You are given a 2D matrix of size m x n, consisting of non-negative integers. You are also given an integer k.

The value of coordinate (a, b) of the matrix is the XOR of all matrix[i][j] where 0 <= i <= a < m and 0 <= j <= b < n (0-indexed).

Find the kth largest value (1-indexed) of all the coordinates of matrix.

 

Example 1:

Input: matrix = [[5,2],[1,6]], k = 1
Output: 7
Explanation: The value of coordinate (0,1) is 5 XOR 2 = 7, which is the largest value.

Example 2:

Input: matrix = [[5,2],[1,6]], k = 2
Output: 5
Explanation: The value of coordinate (0,0) is 5 = 5, which is the 2nd largest value.

Example 3:

Input: matrix = [[5,2],[1,6]], k = 3
Output: 4
Explanation: The value of coordinate (1,0) is 5 XOR 1 = 4, which is the 3rd largest value.

 

Constraints:

• m == matrix.length
• n == matrix[i].length
• 1 <= m, n <= 1000
• 0 <= matrix[i][j] <= 106
• 1 <= k <= m * n

Solutions

Solution 1: Two-dimensional Prefix XOR + Sorting or Quick Selection

We define a two-dimensional prefix XOR array $s$, where $s[i][j]$ represents the XOR result of the elements in the first $i$ rows and the first $j$ columns of the matrix, i.e.,

$$ s[i][j] = \bigoplus_{0 \leq x \leq i, 0 \leq y \leq j} matrix[x][y] $$

And $s[i][j]$ can be calculated from the three elements $s[i - 1][j]$, $s[i][j - 1]$ and $s[i - 1][j - 1]$, i.e.,

$$ s[i][j] = s[i - 1][j] \oplus s[i][j - 1] \oplus s[i - 1][j - 1] \oplus matrix[i - 1][j - 1] $$

We traverse the matrix, calculate all $s[i][j]$, then sort them, and finally return the $k$th largest element.
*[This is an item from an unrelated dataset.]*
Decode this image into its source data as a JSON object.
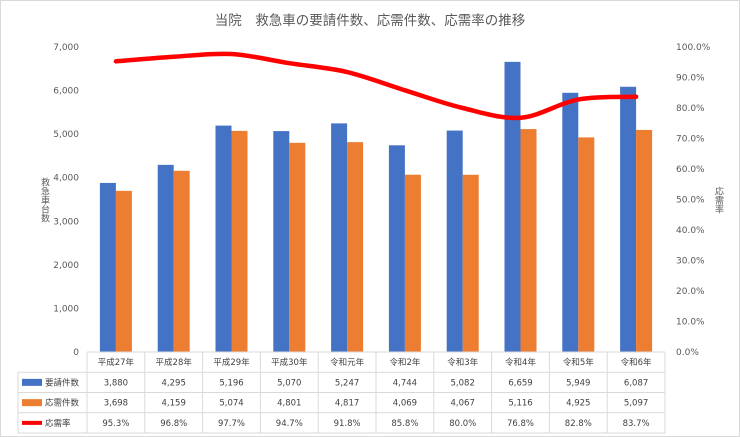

If you don't want to use sorting, you can also use the quick selection algorithm, which can optimize the time complexity.

The time complexity is $O(m \times n \times \log (m \times n))$ or $O(m \times n)$, and the space complexity is $O(m \times n)$. Here, $m$ and $n$ are the number of rows and columns of the matrix, respectively.

class Solution:
  def kthLargestValue(self, matrix: List[List[int]], k: int) -> int:
    m, n = len(matrix), len(matrix[0])
    s = [[0] * (n + 1) for _ in range(m + 1)]
    ans = []
    for i in range(m):
      for j in range(n):
        s[i + 1][j + 1] = s[i + 1][j] ^ s[i][j + 1] ^ s[i][j] ^ matrix[i][j]
        ans.append(s[i + 1][j + 1])
    return nlargest(k, ans)[-1]

class Solution {
  public int kthLargestValue(int[][] matrix, int k) {
    int m = matrix.length, n = matrix[0].length;
    int[][] s = new int[m + 1][n + 1];
    List<Integer> ans = new ArrayList<>();
    for (int i = 0; i < m; ++i) {
      for (int j = 0; j < n; ++j) {
        s[i + 1][j + 1] = s[i + 1][j] ^ s[i][j + 1] ^ s[i][j] ^ matrix[i][j];
        ans.add(s[i + 1][j + 1]);
      }
    }
    Collections.sort(ans);
    return ans.get(ans.size() - k);
  }
}

class Solution {
public:
  int kthLargestValue(vector<vector<int>>& matrix, int k) {
    int m = matrix.size(), n = matrix[0].size();
    vector<vector<int>> s(m + 1, vector<int>(n + 1));
    vector<int> ans;
    for (int i = 0; i < m; ++i) {
      for (int j = 0; j < n; ++j) {
        s[i + 1][j + 1] = s[i + 1][j] ^ s[i][j + 1] ^ s[i][j] ^ matrix[i][j];
        ans.push_back(s[i + 1][j + 1]);
      }
    }
    sort(ans.begin(), ans.end());
    return ans[ans.size() - k];
  }
};

func kthLargestValue(matrix [][]int, k int) int {
  m, n := len(matrix), len(matrix[0])
  s := make([][]int, m+1)
  for i := range s {
    s[i] = make([]int, n+1)
  }
  var ans []int
  for i := 0; i < m; i++ {
    for j := 0; j < n; j++ {
      s[i+1][j+1] = s[i+1][j] ^ s[i][j+1] ^ s[i][j] ^ matrix[i][j]
      ans = append(ans, s[i+1][j+1])
    }
  }
  sort.Ints(ans)
  return ans[len(ans)-k]
}

function kthLargestValue(matrix: number[][], k: number): number {
  const m: number = matrix.length;
  const n: number = matrix[0].length;
  const s = Array.from({ length: m + 1 }, () => Array.from({ length: n + 1 }, () => 0));
  const ans: number[] = [];
  for (let i = 0; i < m; ++i) {
    for (let j = 0; j < n; ++j) {
      s[i + 1][j + 1] = s[i + 1][j] ^ s[i][j + 1] ^ s[i][j] ^ matrix[i][j];
      ans.push(s[i + 1][j + 1]);
    }
  }
  ans.sort((a, b) => b - a);
  return ans[k - 1];
}